At the bookshop price, it is a terrific book to buy for your bookshelf. And next time you travel the Desert Road or round by the Whakapapa- National Park side, you’ll very probably see the Tongariro National Park in a different light as a place of its own unique beauty and wild life. Yet even if you don’t visit the area, the information and art work portraying the animals, birds, insects, trees and shrubs applies to other regions too.
Very highly recommended.
Funny thing, I never tire of travelling the Desert road. Trouble is other motorists are in such a hurry and speeding. They don’t know what they’re missing. This book sounds a lovely tribute to a lovely area. Thanks, I’ll check it out.
This sounds like an interesting book to read. Having grown up in Waiouru with an outdoor hunter / deer stalker / fisher father, I know this country very well. We spent many weekends, for many years, camping out and playing in this national park. I am familair with the ecosystem and this is where my love of all things ot the outdoors began. As a child, it was always a magical place in this high moutain land with so much to see and do. Not only is there cultural and spiritual links to this environment for all New Zealanders, the park has active and extinct volcanoes, a diverse range of ecosystems, spectacular landscapes, and much more for the adventurer.
Interesting publication here for sure.
It is not clear from the review whether any space was devoted to the looming threat of loss of this public treasure. one is reminded of the demand by Iwi that Urewera Nat’l Park be handed over to maori ownership & the weak govmnt. caved in to the demand. Tongariro is next to go & already has had spiritual clampdown by wahi tapu forbidden areas illegally excluding the public. I note the hot springs tapu, & the fine of a tourist helicopter pilot flying over the peaks in violation of maori forbidden spiritual tapu offending some conjured up la la land god area.
Parts of tracks closed & forbidden climbs of the 3 mountains. This will proceed unabated. & demand for ownership not far behind.
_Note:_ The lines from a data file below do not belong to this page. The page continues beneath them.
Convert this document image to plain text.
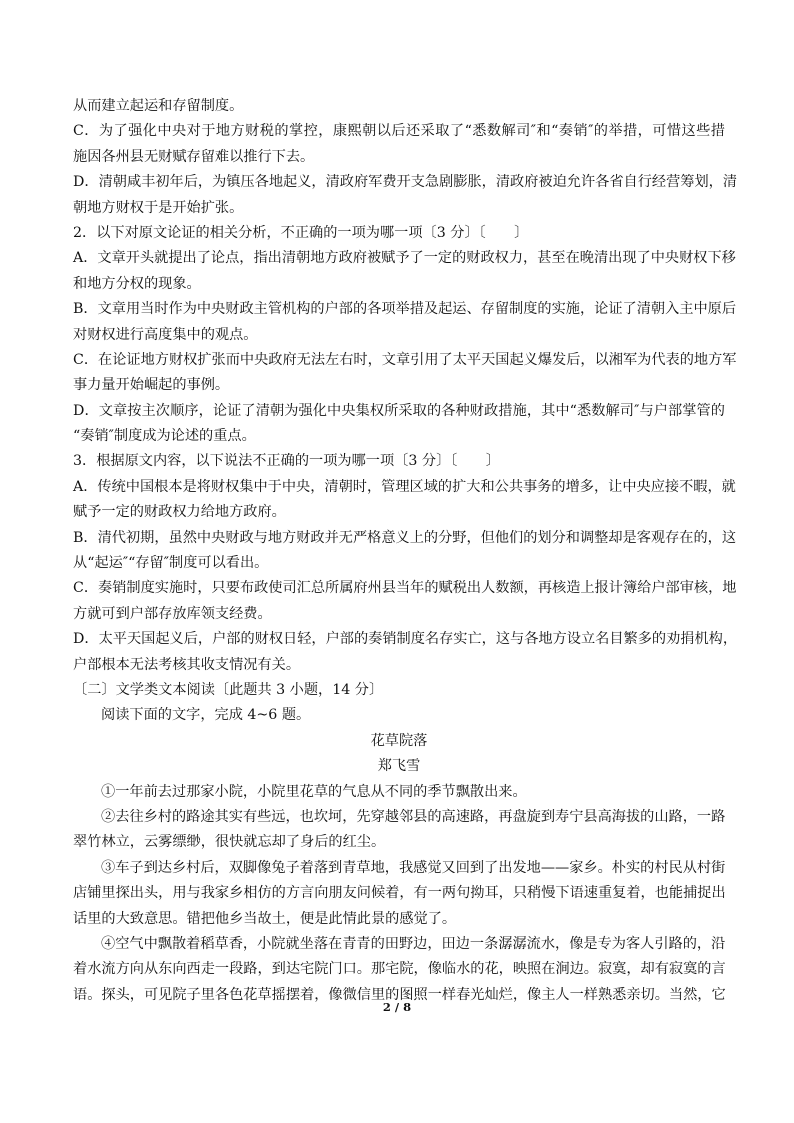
从而建立起运和存留制度。
C．为了强化中央对于地方财税的掌控，康熙朝以后还采取了“悉数解司″和“奏销″的举措，可惜这些措
施因各州县无财赋存留难以推行下去。
D．清朝咸丰初年后，为镇压各地起义，清政府军费开支急剧膨胀，清政府被迫允许各省自行经营筹划，清
朝地方财权于是开始扩张。
2．以下对原文论证的相关分析，不正确的一项为哪一项〔3 分〕〔　　〕
A．文章开头就提出了论点，指出清朝地方政府被赋予了一定的财政权力，甚至在晚清出现了中央财权下移
和地方分权的现象。
B．文章用当时作为中央财政主管机构的户部的各项举措及起运、存留制度的实施，论证了清朝入主中原后
对财权进行高度集中的观点。
C．在论证地方财权扩张而中央政府无法左右时，文章引用了太平天国起义爆发后，以湘军为代表的地方军
事力量开始崛起的事例。
D．文章按主次顺序，论证了清朝为强化中央集权所采取的各种财政措施，其中“悉数解司″与户部掌管的
“奏销″制度成为论述的重点。
3．根据原文内容，以下说法不正确的一项为哪一项〔3 分〕〔　　〕
A．传统中国根本是将财权集中于中央，清朝时，管理区域的扩大和公共事务的增多，让中央应接不暇，就
赋予一定的财政权力给地方政府。
B．清代初期，虽然中央财政与地方财政并无严格意义上的分野，但他们的划分和调整却是客观存在的，这
从“起运″“存留″制度可以看出。
C．奏销制度实施时，只要布政使司汇总所属府州县当年的赋税出人数额，再核造上报计簿给户部审核，地
方就可到户部存放库领支经费。
D．太平天国起义后，户部的财权日轻，户部的奏销制度名存实亡，这与各地方设立名目繁多的劝捐机构，
户部根本无法考核其收支情况有关。
〔二〕文学类文本阅读〔此题共 3 小题，14 分〕
阅读下面的文字，完成 4~6 题。
花草院落
郑飞雪
①一年前去过那家小院，小院里花草的气息从不同的季节飘散出来。
②去往乡村的路途其实有些远，也坎坷，先穿越邻县的高速路，再盘旋到寿宁县高海拔的山路，一路
翠竹林立，云雾缥缈，很快就忘却了身后的红尘。
③车子到达乡村后，双脚像兔子着落到青草地，我感觉又回到了出发地——家乡。朴实的村民从村街
店铺里探出头，用与我家乡相仿的方言向朋友问候着，有一两句拗耳，只稍慢下语速重复着，也能捕捉出
话里的大致意思。错把他乡当故土，便是此情此景的感觉了。
④空气中飘散着稻草香，小院就坐落在青青的田野边，田边一条潺潺流水，像是专为客人引路的，沿
着水流方向从东向西走一段路，到达宅院门口。那宅院，像临水的花，映照在涧边。寂寞，却有寂寞的言
语。探头，可见院子里各色花草摇摆着，像微信里的图照一样春光灿烂，像主人一样熟悉亲切。当然，它
2 / 8
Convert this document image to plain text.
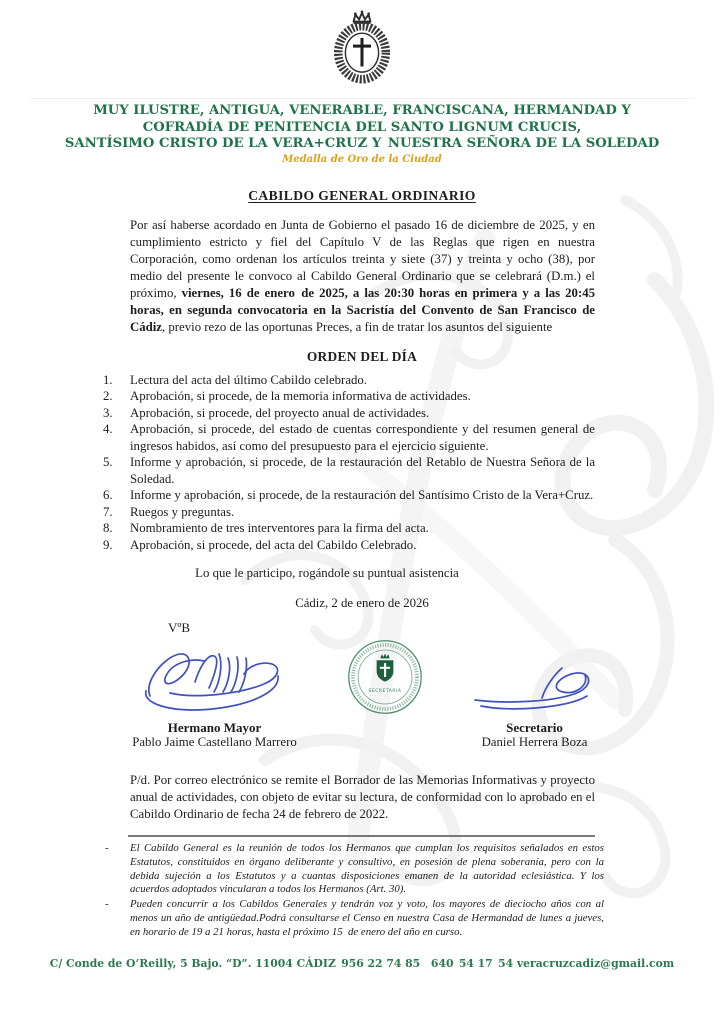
MUY ILUSTRE, ANTIGUA, VENERABLE, FRANCISCANA, HERMANDAD Y
COFRADÍA DE PENITENCIA DEL SANTO LIGNUM CRUCIS,
SANTÍSIMO CRISTO DE LA VERA+CRUZ Y NUESTRA SEÑORA DE LA SOLEDAD
Medalla de Oro de la Ciudad
CABILDO GENERAL ORDINARIO

Por así haberse acordado en Junta de Gobierno el pasado 16 de diciembre de 2025, y en cumplimiento estricto y fiel del Capítulo V de las Reglas que rigen en nuestra Corporación, como ordenan los artículos treinta y siete (37) y treinta y ocho (38), por medio del presente le convoco al Cabildo General Ordinario que se celebrará (D.m.) el próximo, viernes, 16 de enero de 2025, a las 20:30 horas en primera y a las 20:45 horas, en segunda convocatoria en la Sacristía del Convento de San Francisco de Cádiz, previo rezo de las oportunas Preces, a fin de tratar los asuntos del siguiente

ORDEN DEL DÍA
Lectura del acta del último Cabildo celebrado.
Aprobación, si procede, de la memoria informativa de actividades.
Aprobación, si procede, del proyecto anual de actividades.
Aprobación, si procede, del estado de cuentas correspondiente y del resumen general de ingresos habidos, así como del presupuesto para el ejercicio siguiente.
Informe y aprobación, si procede, de la restauración del Retablo de Nuestra Señora de la Soledad.
Informe y aprobación, si procede, de la restauración del Santísimo Cristo de la Vera+Cruz.
Ruegos y preguntas.
Nombramiento de tres interventores para la firma del acta.
Aprobación, si procede, del acta del Cabildo Celebrado.

Lo que le participo, rogándole su puntual asistencia

Cádiz, 2 de enero de 2026

VºB

Hermano Mayor
Pablo Jaime Castellano Marrero
SECRETARIA
Secretario
Daniel Herrera Boza

P/d. Por correo electrónico se remite el Borrador de las Memorias Informativas y proyecto anual de actividades, con objeto de evitar su lectura, de conformidad con lo aprobado en el Cabildo Ordinario de fecha 24 de febrero de 2022.

-	El Cabildo General es la reunión de todos los Hermanos que cumplan los requisitos señalados en estos Estatutos, constituidos en órgano deliberante y consultivo, en posesión de plena soberanía, pero con la debida sujeción a los Estatutos y a cuantas disposiciones emanen de la autoridad eclesiástica. Y los acuerdos adoptados vincularan a todos los Hermanos (Art. 30).
-	Pueden concurrir a los Cabildos Generales y tendrán voz y voto, los mayores de dieciocho años con al menos un año de antigüedad.Podrá consultarse el Censo en nuestra Casa de Hermandad de lunes a jueves, en horario de 19 a 21 horas, hasta el próximo 15 de enero del año en curso.
C/ Conde de O’Reilly, 5 Bajo. “D”. 11004 CÁDIZ 956 22 74 85  640 54 17 54 veracruzcadiz@gmail.com
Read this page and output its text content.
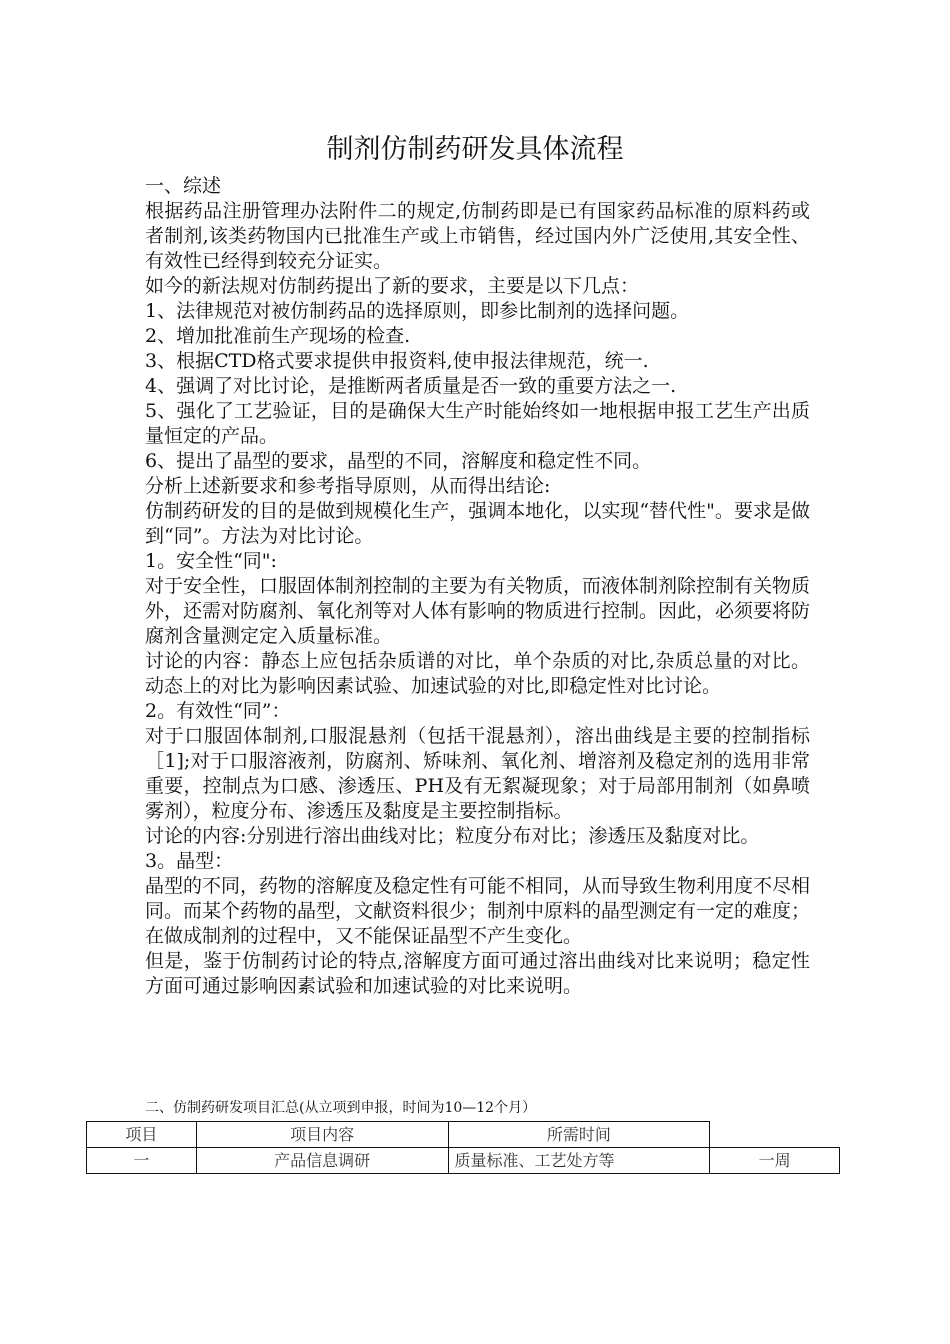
制剂仿制药研发具体流程

一、综述

根据药品注册管理办法附件二的规定,仿制药即是已有国家药品标准的原料药或者制剂,该类药物国内已批准生产或上市销售，经过国内外广泛使用,其安全性、有效性已经得到较充分证实。

如今的新法规对仿制药提出了新的要求，主要是以下几点：

1、法律规范对被仿制药品的选择原则，即参比制剂的选择问题。

2、增加批准前生产现场的检查.

3、根据CTD格式要求提供申报资料,使申报法律规范，统一.

4、强调了对比讨论，是推断两者质量是否一致的重要方法之一.

5、强化了工艺验证，目的是确保大生产时能始终如一地根据申报工艺生产出质量恒定的产品。

6、提出了晶型的要求，晶型的不同，溶解度和稳定性不同。

分析上述新要求和参考指导原则，从而得出结论:

仿制药研发的目的是做到规模化生产，强调本地化，以实现“替代性"。要求是做到“同”。方法为对比讨论。

1。安全性“同":

对于安全性，口服固体制剂控制的主要为有关物质，而液体制剂除控制有关物质外，还需对防腐剂、氧化剂等对人体有影响的物质进行控制。因此，必须要将防腐剂含量测定定入质量标准。

讨论的内容：静态上应包括杂质谱的对比，单个杂质的对比,杂质总量的对比。动态上的对比为影响因素试验、加速试验的对比,即稳定性对比讨论。

2。有效性“同”：

对于口服固体制剂,口服混悬剂（包括干混悬剂），溶出曲线是主要的控制指标［1];对于口服溶液剂，防腐剂、矫味剂、氧化剂、增溶剂及稳定剂的选用非常重要，控制点为口感、渗透压、PH及有无絮凝现象；对于局部用制剂（如鼻喷雾剂），粒度分布、渗透压及黏度是主要控制指标。

讨论的内容:分别进行溶出曲线对比；粒度分布对比；渗透压及黏度对比。

3。晶型：

晶型的不同，药物的溶解度及稳定性有可能不相同，从而导致生物利用度不尽相同。而某个药物的晶型，文献资料很少；制剂中原料的晶型测定有一定的难度；在做成制剂的过程中，又不能保证晶型不产生变化。

但是，鉴于仿制药讨论的特点,溶解度方面可通过溶出曲线对比来说明；稳定性方面可通过影响因素试验和加速试验的对比来说明。

二、仿制药研发项目汇总(从立项到申报，时间为10—12个月）
项目	项目内容	所需时间	
一	产品信息调研	质量标准、工艺处方等	一周
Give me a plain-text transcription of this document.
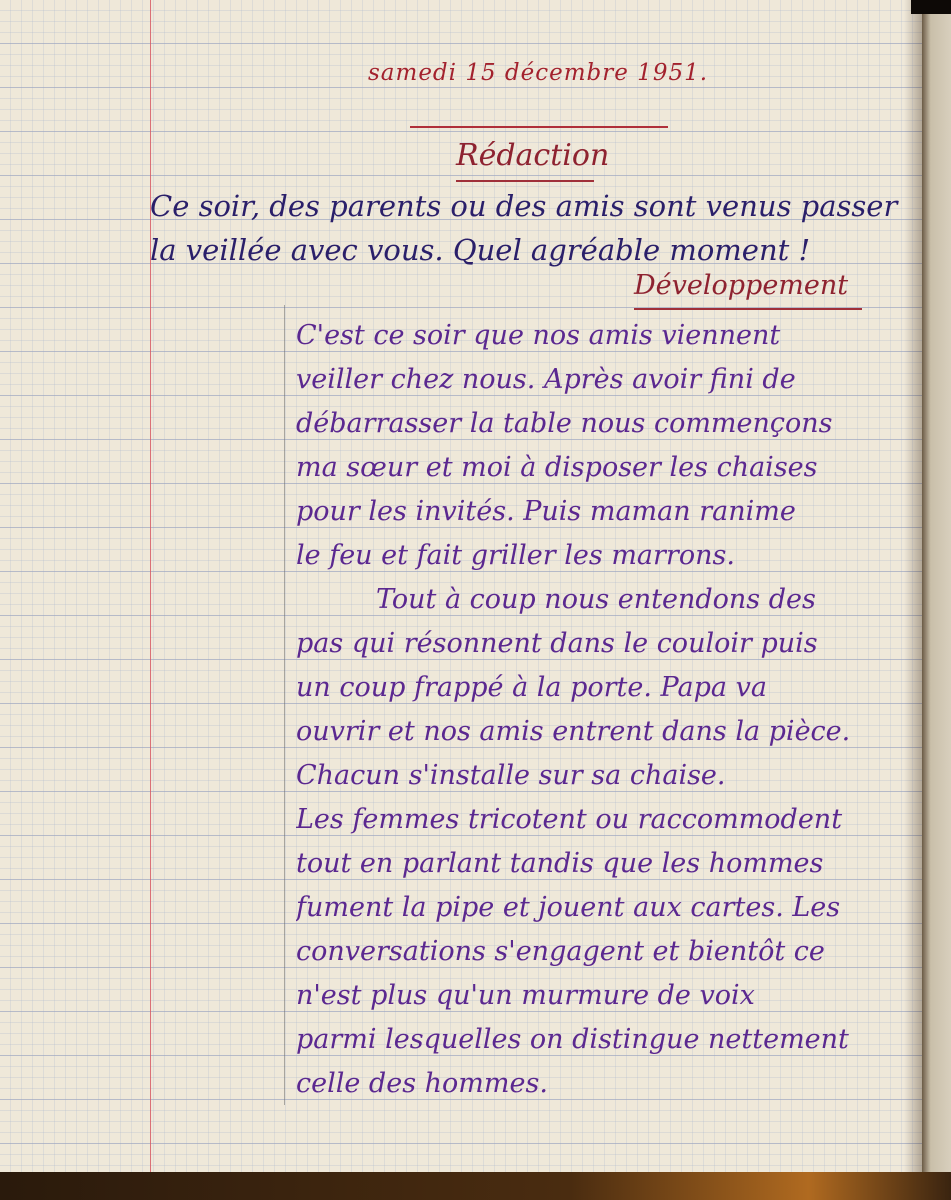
samedi 15 décembre 1951.
Rédaction
Ce soir, des parents ou des amis sont venus passer la veillée avec vous. Quel agréable moment !
Développement
C'est ce soir que nos amis viennent
veiller chez nous. Après avoir fini de
débarrasser la table nous commençons
ma sœur et moi à disposer les chaises
pour les invités. Puis maman ranime
le feu et fait griller les marrons.
Tout à coup nous entendons des
pas qui résonnent dans le couloir puis
un coup frappé à la porte. Papa va
ouvrir et nos amis entrent dans la pièce.
Chacun s'installe sur sa chaise.
Les femmes tricotent ou raccommodent
tout en parlant tandis que les hommes
fument la pipe et jouent aux cartes. Les
conversations s'engagent et bientôt ce
n'est plus qu'un murmure de voix
parmi lesquelles on distingue nettement
celle des hommes.
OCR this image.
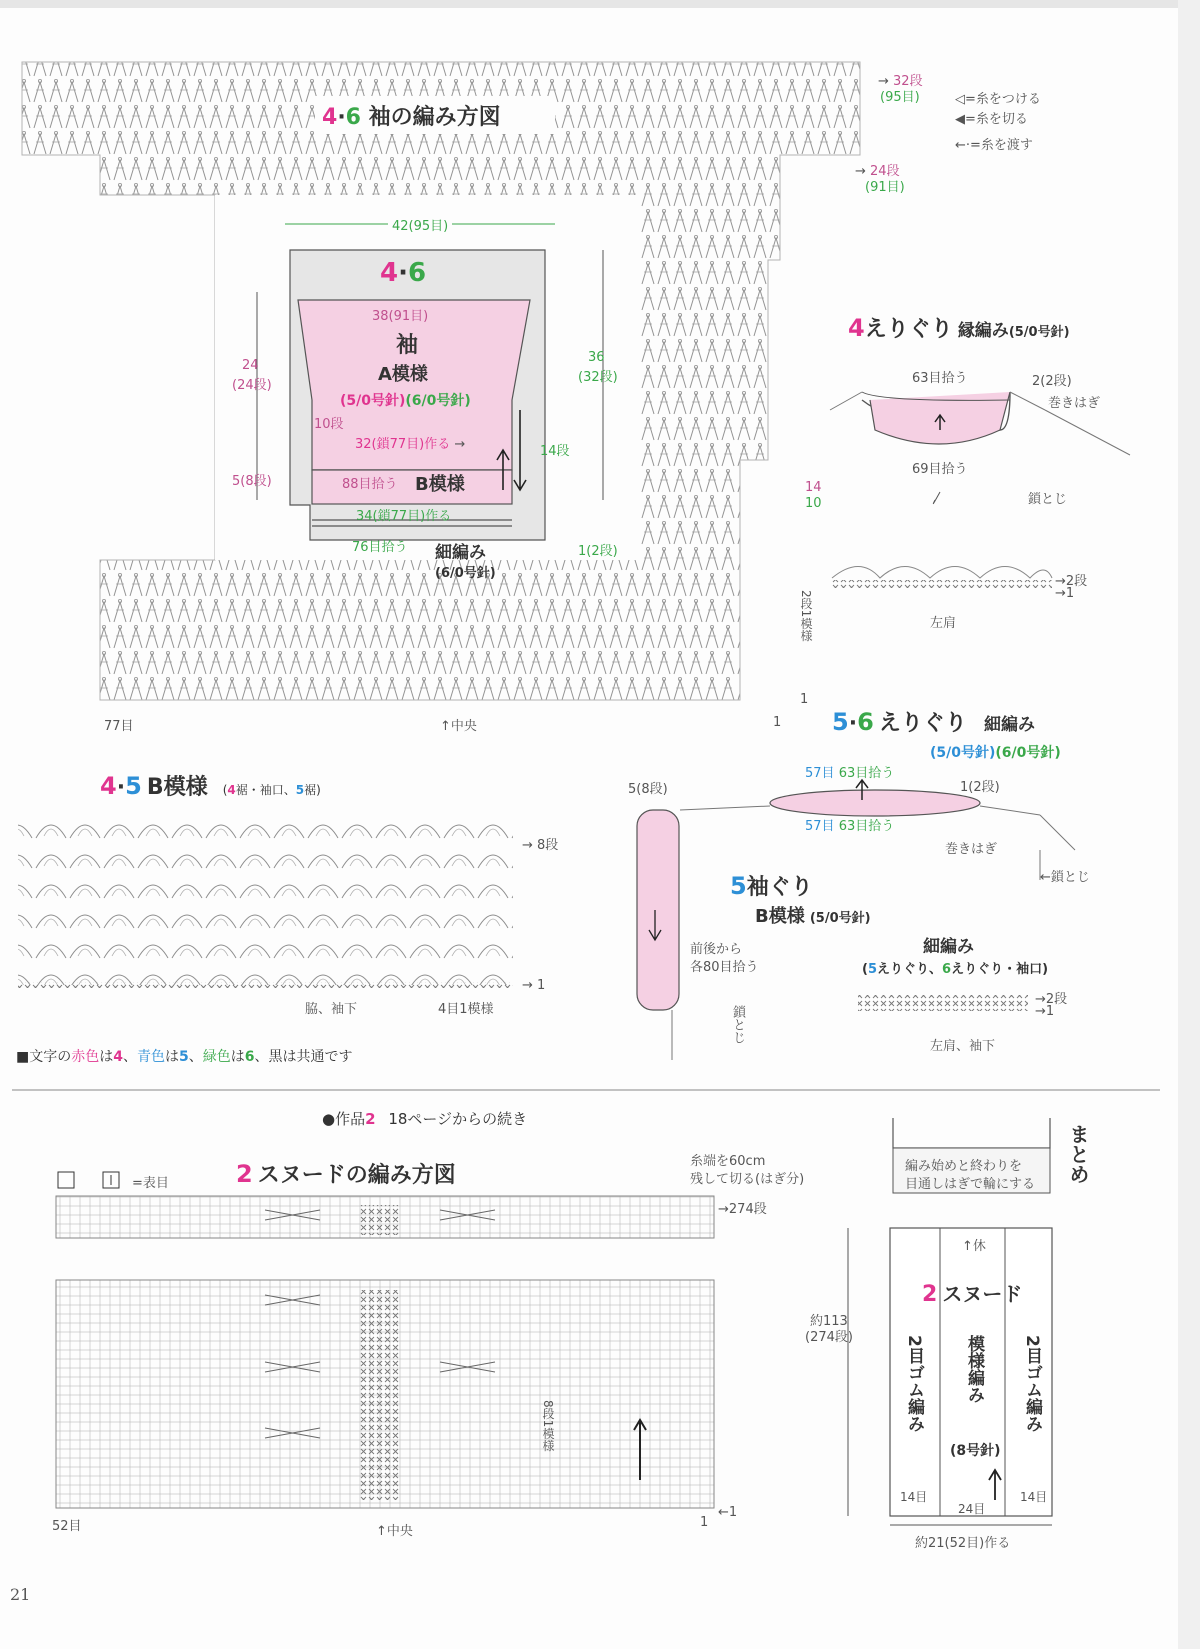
4·6 袖の編み方図
→ 32段
(95目)
→ 24段
(91目)
14
10
2段1模様
1
77目	↑中央	1
◁=糸をつける
◀=糸を切る
←·=糸を渡す
42(95目)
4·6
38(91目)
袖
A模様
(5/0号針)(6/0号針)
10段
32(鎖77目)作る →	14段
88目拾う B模様
34(鎖77目)作る
76目拾う 細編み
(6/0号針)
24
(24段)
5(8段)
36
(32段)
1(2段)
4えりぐり 縁編み(5/0号針)
63目拾う	2(2段)
巻きはぎ
69目拾う
鎖とじ
→2段
→1
左肩
5·6 えりぐり 細編み
(5/0号針)(6/0号針)
57目 63目拾う
1(2段)
57目 63目拾う
巻きはぎ
←鎖とじ
4·5 B模様 (4裾・袖口、5裾)
→ 8段
→ 1
脇、袖下	4目1模様
5(8段)
5袖ぐり
B模様 (5/0号針)
前後から
各80目拾う
鎖とじ
細編み
(5えりぐり、6えりぐり・袖口)
→2段
→1
左肩、袖下
■文字の赤色は4、青色は5、緑色は6、黒は共通です
●作品2 18ページからの続き
=表目	2 スヌードの編み方図
糸端を60cm
残して切る(はぎ分)
→274段
8段1模様
←1
52目	↑中央
1
まとめ
編み始めと終わりを
目通しはぎで輪にする
↑休
2 スヌード
約113
(274段)	2目ゴム編み 模様編み
(8号針)
2目ゴム編み
14目
24目
14目
約21(52目)作る
21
Historical tribal Tikanga views any weakness, [i e the easy Urewera grab ], as grounds for further easy attack & take, at the point of a spear if needed, claiming a treasure taonga as just reward for the grab. One can see all conservation estate being handed over, as DOC on Jacinda orders, has already mobilized the Options Development Group to prepare this paper work for hand over.In simple terms, it’s just a box ticking exercise rezone of land to maori ownership.
The machine is churning over for this daily, behind closed doors. Big money awaits the grab.
Think of the millions of tons of A grade coal under the Deniston plateau,near Westport/Reefton? China a ready market. Shrewdly worked, tribal Elite could become some of the wealthiest groups on the planet as NZ becomes a cash cow from their resource grabs.